Stephen Wraysford must have met a Thevan


The Great War hardly means anything to most people who grew up in the 90s Madras. At best, it results in vague recollections of Treaty of Versailles, assassination of Archduke Franz Ferdinand, Armistice Day and a yellowing NCERT text book for Class X. History was not the favorite sport of Madras. Given that the books were also written by Marxists who never liked to admit having read badly written erotica, how bad the teacher was became immaterial.

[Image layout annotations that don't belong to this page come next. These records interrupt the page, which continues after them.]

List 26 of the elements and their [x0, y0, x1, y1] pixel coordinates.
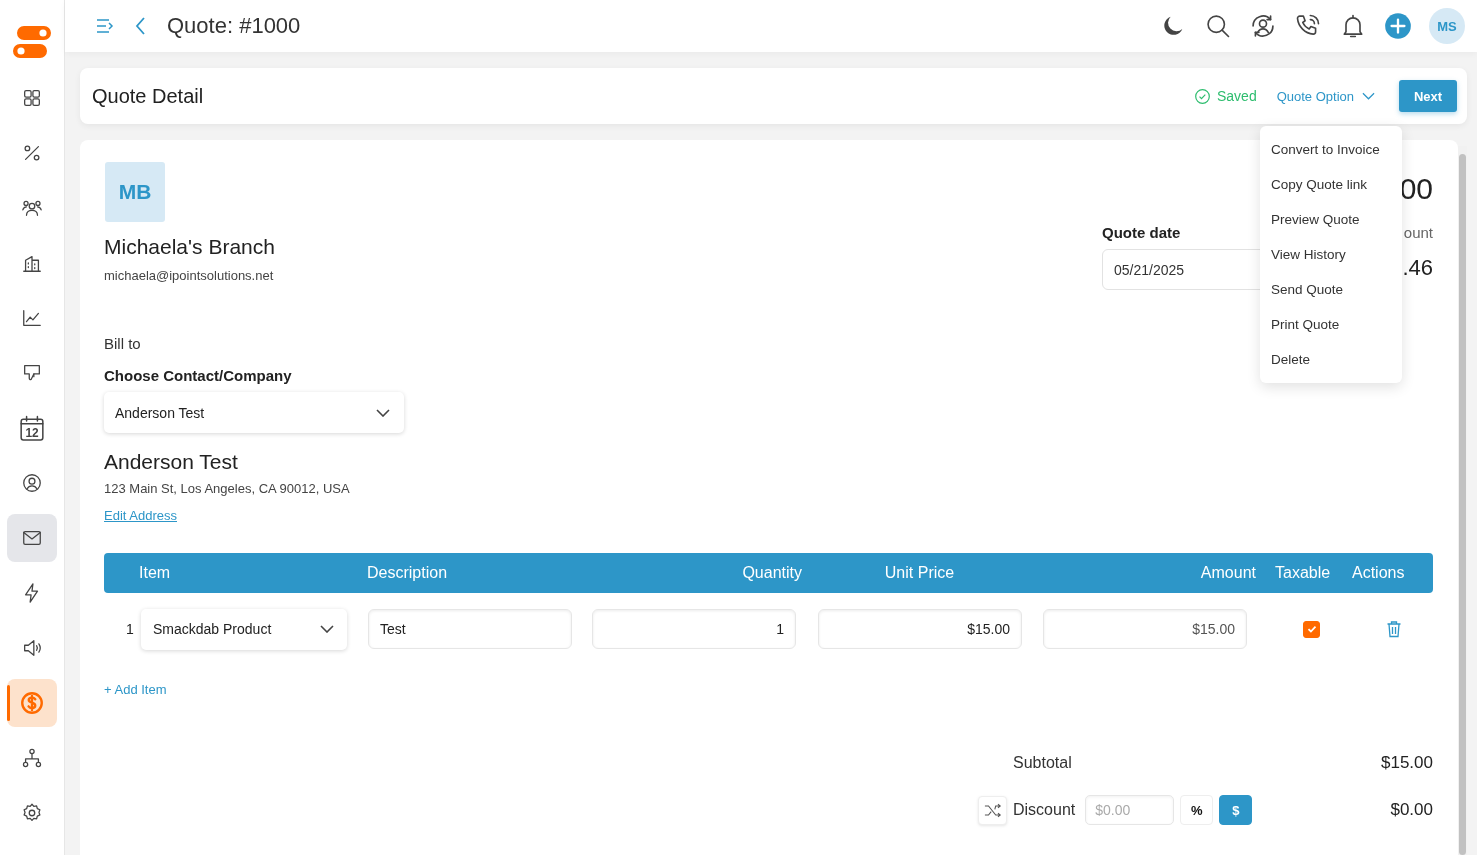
- saved-status: Saved: [1216, 88, 1257, 104]
- column-header: Item: [138, 564, 172, 582]
- company-email: michaela@ipointsolutions.net: [104, 268, 274, 283]
- section-title: Quote Detail: [92, 84, 204, 108]
- row-number: 1: [126, 621, 135, 637]
- company-avatar: MB: [105, 162, 165, 222]
- amount-label: ount: [1403, 224, 1433, 241]
- field-label: Quote date: [1102, 224, 1182, 241]
- contact-address: 123 Main St, Los Angeles, CA 90012, USA: [104, 481, 350, 496]
- company-name: Michaela's Branch: [104, 235, 275, 259]
- subtotal-value: $15.00: [1381, 753, 1433, 773]
- discount-value: $0.00: [1390, 800, 1433, 820]
- page-title: Quote: #1000: [167, 13, 301, 39]
- contact-name: Anderson Test: [104, 450, 238, 474]
- column-header: Taxable: [1274, 564, 1332, 582]
- bill-to-label: Bill to: [104, 335, 141, 352]
- column-header: Amount: [1199, 564, 1257, 582]
- discount-label: Discount: [1013, 801, 1076, 819]
- column-header: Actions: [1351, 564, 1406, 582]
- subtotal-label: Subtotal: [1013, 754, 1072, 772]
- column-header: Unit Price: [883, 564, 956, 582]
- field-label: Choose Contact/Company: [104, 367, 292, 384]
- column-header: Quantity: [741, 564, 803, 582]
- amount-value: .46: [1402, 255, 1433, 281]
- total-amount-text: 00: [1399, 172, 1433, 206]
- column-header: Description: [366, 564, 449, 582]
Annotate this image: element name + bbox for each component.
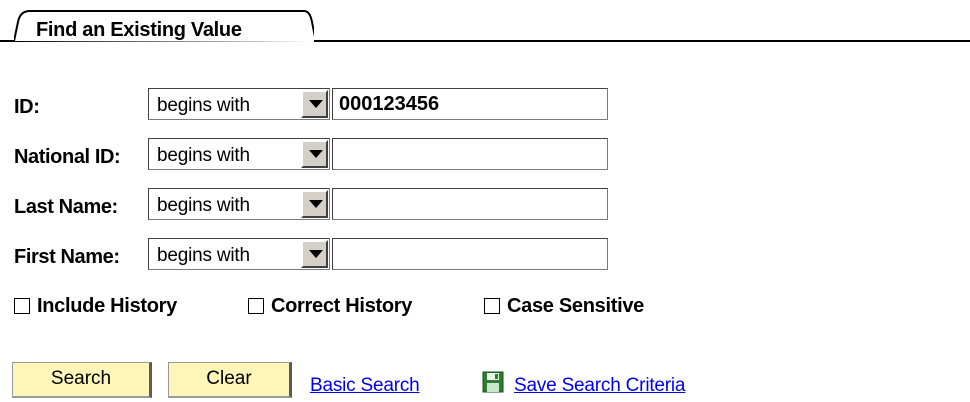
national-id-input[interactable] xyxy=(332,138,608,170)
case-sensitive-checkbox[interactable] xyxy=(484,298,500,314)
national-id-operator-value: begins with xyxy=(157,145,250,166)
case-sensitive-option[interactable]: Case Sensitive xyxy=(484,294,684,320)
national-id-label: National ID: xyxy=(14,146,121,168)
last-name-label: Last Name: xyxy=(14,196,118,218)
field-row-first-name: First Name: begins with xyxy=(14,238,614,272)
first-name-input[interactable] xyxy=(332,238,608,270)
save-search-criteria-link[interactable]: Save Search Criteria xyxy=(514,375,685,397)
include-history-option[interactable]: Include History xyxy=(14,294,224,320)
last-name-operator-value: begins with xyxy=(157,195,250,216)
id-operator-value: begins with xyxy=(157,95,250,116)
correct-history-checkbox[interactable] xyxy=(248,298,264,314)
include-history-checkbox[interactable] xyxy=(14,298,30,314)
first-name-operator-select[interactable]: begins with xyxy=(148,238,330,270)
first-name-label: First Name: xyxy=(14,246,120,268)
clear-button[interactable]: Clear xyxy=(168,362,292,398)
id-operator-select[interactable]: begins with xyxy=(148,88,330,120)
basic-search-link[interactable]: Basic Search xyxy=(310,375,420,397)
case-sensitive-label: Case Sensitive xyxy=(507,295,644,317)
include-history-label: Include History xyxy=(37,295,177,317)
last-name-input[interactable] xyxy=(332,188,608,220)
dropdown-arrow-icon[interactable] xyxy=(301,90,328,118)
field-row-last-name: Last Name: begins with xyxy=(14,188,614,222)
dropdown-arrow-icon[interactable] xyxy=(301,140,328,168)
dropdown-arrow-icon[interactable] xyxy=(301,240,328,268)
first-name-operator-value: begins with xyxy=(157,245,250,266)
id-input[interactable] xyxy=(332,88,608,120)
search-button[interactable]: Search xyxy=(12,362,152,398)
national-id-operator-select[interactable]: begins with xyxy=(148,138,330,170)
dropdown-arrow-icon[interactable] xyxy=(301,190,328,218)
field-row-id: ID: begins with xyxy=(14,88,614,122)
tab-label: Find an Existing Value xyxy=(36,19,242,41)
last-name-operator-select[interactable]: begins with xyxy=(148,188,330,220)
floppy-disk-icon[interactable] xyxy=(482,371,504,393)
tab-find-existing-value[interactable]: Find an Existing Value xyxy=(14,8,314,42)
correct-history-option[interactable]: Correct History xyxy=(248,294,458,320)
field-row-national-id: National ID: begins with xyxy=(14,138,614,172)
id-label: ID: xyxy=(14,96,40,118)
correct-history-label: Correct History xyxy=(271,295,413,317)
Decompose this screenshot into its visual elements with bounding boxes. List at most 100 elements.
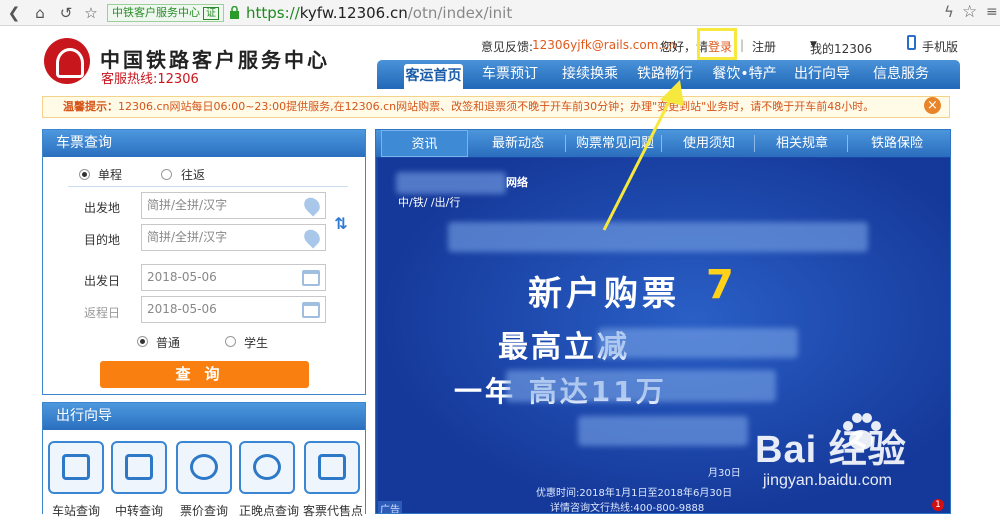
one-way-label: 单程: [98, 168, 123, 182]
depart-date-value: 2018-05-06: [147, 270, 217, 284]
tab-separator: [661, 135, 662, 152]
lock-icon: [230, 6, 239, 19]
return-date-input[interactable]: 2018-05-06: [141, 296, 326, 323]
blurred-heading: [448, 222, 868, 252]
to-station-input[interactable]: 简拼/全拼/汉字: [141, 224, 326, 251]
nav-railway-travel[interactable]: 铁路畅行: [630, 60, 700, 89]
travel-guide-panel: 出行向导 车站查询 中转查询 票价查询 正晚点查询 客票代售点: [42, 402, 366, 518]
guide-item-label[interactable]: 中转查询: [115, 502, 163, 519]
bookmark-star-icon[interactable]: ☆: [81, 3, 101, 23]
guide-item-label[interactable]: 票价查询: [180, 502, 228, 519]
divider: [68, 186, 348, 187]
caret-down-icon: ▼: [810, 40, 817, 50]
close-icon[interactable]: ×: [924, 97, 941, 114]
hotline-text: 客服热线:12306: [101, 72, 199, 87]
guide-panel-title: 出行向导: [43, 403, 365, 430]
blurred-amount: [598, 328, 798, 358]
to-placeholder: 简拼/全拼/汉字: [147, 230, 228, 244]
ticket-panel-title: 车票查询: [43, 130, 365, 157]
banner-validity: 优惠时间:2018年1月1日至2018年6月30日: [536, 488, 733, 499]
phone-icon: [907, 35, 916, 50]
location-pin-icon[interactable]: [301, 194, 323, 217]
from-station-input[interactable]: 简拼/全拼/汉字: [141, 192, 326, 219]
search-button[interactable]: 查询: [100, 361, 309, 388]
tab-faq[interactable]: 购票常见问题: [568, 130, 662, 157]
mobile-link[interactable]: 手机版: [922, 38, 958, 55]
nav-home[interactable]: 客运首页: [404, 64, 463, 89]
from-label: 出发地: [84, 201, 121, 215]
menu-icon[interactable]: ≡: [986, 4, 998, 20]
round-trip-label: 往返: [181, 168, 206, 182]
nav-info-service[interactable]: 信息服务: [866, 60, 936, 89]
ticket-agent-icon[interactable]: [304, 441, 360, 494]
watermark-brand: Bai 经验: [755, 429, 907, 471]
calendar-icon[interactable]: [302, 270, 320, 286]
feedback-email-link[interactable]: 12306yjfk@rails.com.cn: [532, 38, 676, 52]
tab-notice[interactable]: 使用须知: [664, 130, 754, 157]
login-highlight-box: [697, 28, 737, 60]
tab-separator: [565, 135, 566, 152]
student-ticket-label: 学生: [244, 336, 269, 350]
return-date-value: 2018-05-06: [147, 302, 217, 316]
forward-icon[interactable]: ⌂: [30, 3, 50, 23]
notice-text: 12306.cn网站每日06:00~23:00提供服务,在12306.cn网站购…: [118, 100, 875, 113]
guide-item-label[interactable]: 客票代售点: [303, 502, 363, 519]
blurred-middle: [506, 370, 776, 402]
return-date-label: 返程日: [84, 306, 121, 320]
tab-latest[interactable]: 最新动态: [473, 130, 563, 157]
guide-item-label[interactable]: 正晚点查询: [239, 502, 299, 519]
banner-subtitle: 中/铁/ /出/行: [398, 196, 461, 209]
main-navigation: 客运首页 车票预订 接续换乘 铁路畅行 餐饮•特产 出行向导 信息服务: [377, 60, 960, 89]
favorite-star-icon[interactable]: ☆: [962, 2, 977, 22]
student-ticket-radio[interactable]: [225, 336, 236, 347]
back-icon[interactable]: ❮: [4, 3, 24, 23]
feedback-label: 意见反馈:: [481, 40, 534, 54]
reload-icon[interactable]: ↺: [56, 3, 76, 23]
tab-insurance[interactable]: 铁路保险: [850, 130, 944, 157]
nav-transfer[interactable]: 接续换乘: [555, 60, 625, 89]
banner-highlight-number: 7: [706, 262, 734, 308]
normal-ticket-radio[interactable]: [137, 336, 148, 347]
my12306-label: 我的12306: [810, 42, 873, 56]
site-identity-label: 中铁客户服务中心: [112, 6, 200, 19]
station-query-icon[interactable]: [48, 441, 104, 494]
nav-ticket-booking[interactable]: 车票预订: [475, 60, 545, 89]
site-identity-badge[interactable]: 中铁客户服务中心证: [107, 4, 224, 22]
url-path: /otn/index/init: [407, 4, 513, 22]
watermark-url: jingyan.baidu.com: [763, 472, 892, 489]
banner-logo-text: 网络: [506, 176, 528, 189]
round-trip-radio[interactable]: [161, 169, 172, 180]
tab-separator: [754, 135, 755, 152]
baidu-watermark: Bai 经验 jingyan.baidu.com: [755, 410, 945, 510]
nav-food[interactable]: 餐饮•特产: [707, 60, 782, 89]
bolt-icon[interactable]: ϟ: [944, 3, 954, 21]
tab-news[interactable]: 资讯: [381, 130, 468, 157]
swap-stations-icon[interactable]: ⇅: [332, 213, 350, 235]
railway-logo: [44, 38, 90, 84]
blurred-bottom: [578, 416, 748, 446]
tab-rules[interactable]: 相关规章: [757, 130, 847, 157]
link-divider: |: [740, 38, 745, 52]
url-protocol: https://: [246, 4, 300, 22]
depart-date-input[interactable]: 2018-05-06: [141, 264, 326, 291]
from-placeholder: 简拼/全拼/汉字: [147, 198, 228, 212]
nav-travel-guide[interactable]: 出行向导: [787, 60, 857, 89]
banner-title: 新户购票: [528, 274, 680, 314]
notice-bar: 温馨提示：12306.cn网站每日06:00~23:00提供服务,在12306.…: [42, 96, 950, 118]
one-way-radio[interactable]: [79, 169, 90, 180]
price-query-icon[interactable]: [176, 441, 232, 494]
transfer-query-icon[interactable]: [111, 441, 167, 494]
blurred-logo: [396, 172, 506, 194]
guide-item-label[interactable]: 车站查询: [52, 502, 100, 519]
cert-badge: 证: [203, 7, 219, 20]
to-label: 目的地: [84, 233, 121, 247]
banner-date-end: 月30日: [708, 468, 741, 479]
ticket-search-panel: 车票查询 单程 往返 出发地 简拼/全拼/汉字 目的地 简拼/全拼/汉字 ⇅ 出…: [42, 129, 366, 395]
register-link[interactable]: 注册: [752, 38, 776, 55]
delay-query-icon[interactable]: [239, 441, 295, 494]
address-bar[interactable]: https://kyfw.12306.cn/otn/index/init: [246, 3, 512, 23]
location-pin-icon[interactable]: [301, 226, 323, 249]
normal-ticket-label: 普通: [156, 336, 181, 350]
calendar-icon[interactable]: [302, 302, 320, 318]
depart-date-label: 出发日: [84, 274, 121, 288]
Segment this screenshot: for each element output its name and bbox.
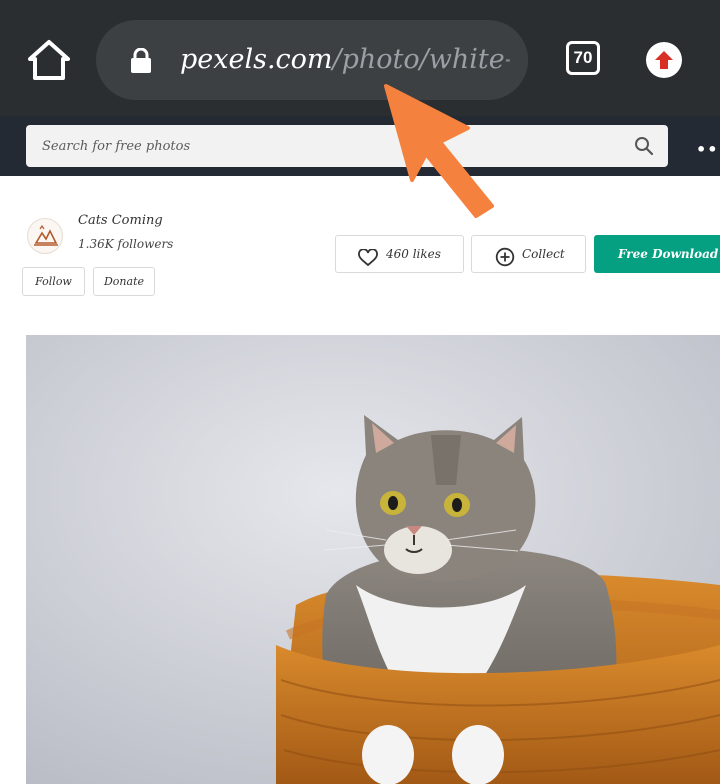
url-fade [500,20,528,100]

Until I read Sebastian Faulks’ Birdsong, I had forgotten something called World War I even took place[2]. That I assume is true of most Madras boys who treated History in Class X like the wonderful Felix’s Western Music hour in Class V. That we form a generation with no sense of history and often lack perspective even on personal ambition shouldn’t be our fault. I digress.

I do know one person who served with the British Army during World War II. However, I have not come across a single story or person, from this land of unending resources to the British Empire, who fought in World War I. On Armistice Day yesterday, when Radio 4 mentioned Indians having fought the war, one could hardly escape the thoughts: Who were these people? Are there official accounts? Is there a single work of fiction on them? They could not have been fighting on the Western front, so there were other fronts[1]? And America took another 30 years to enlist Black men?

[1] — That is why it’s called a World War, stupid.

[2] — I am pretty sure Faulks forgot to have sex when he was researching the minutest detail of World War I. For 5 years.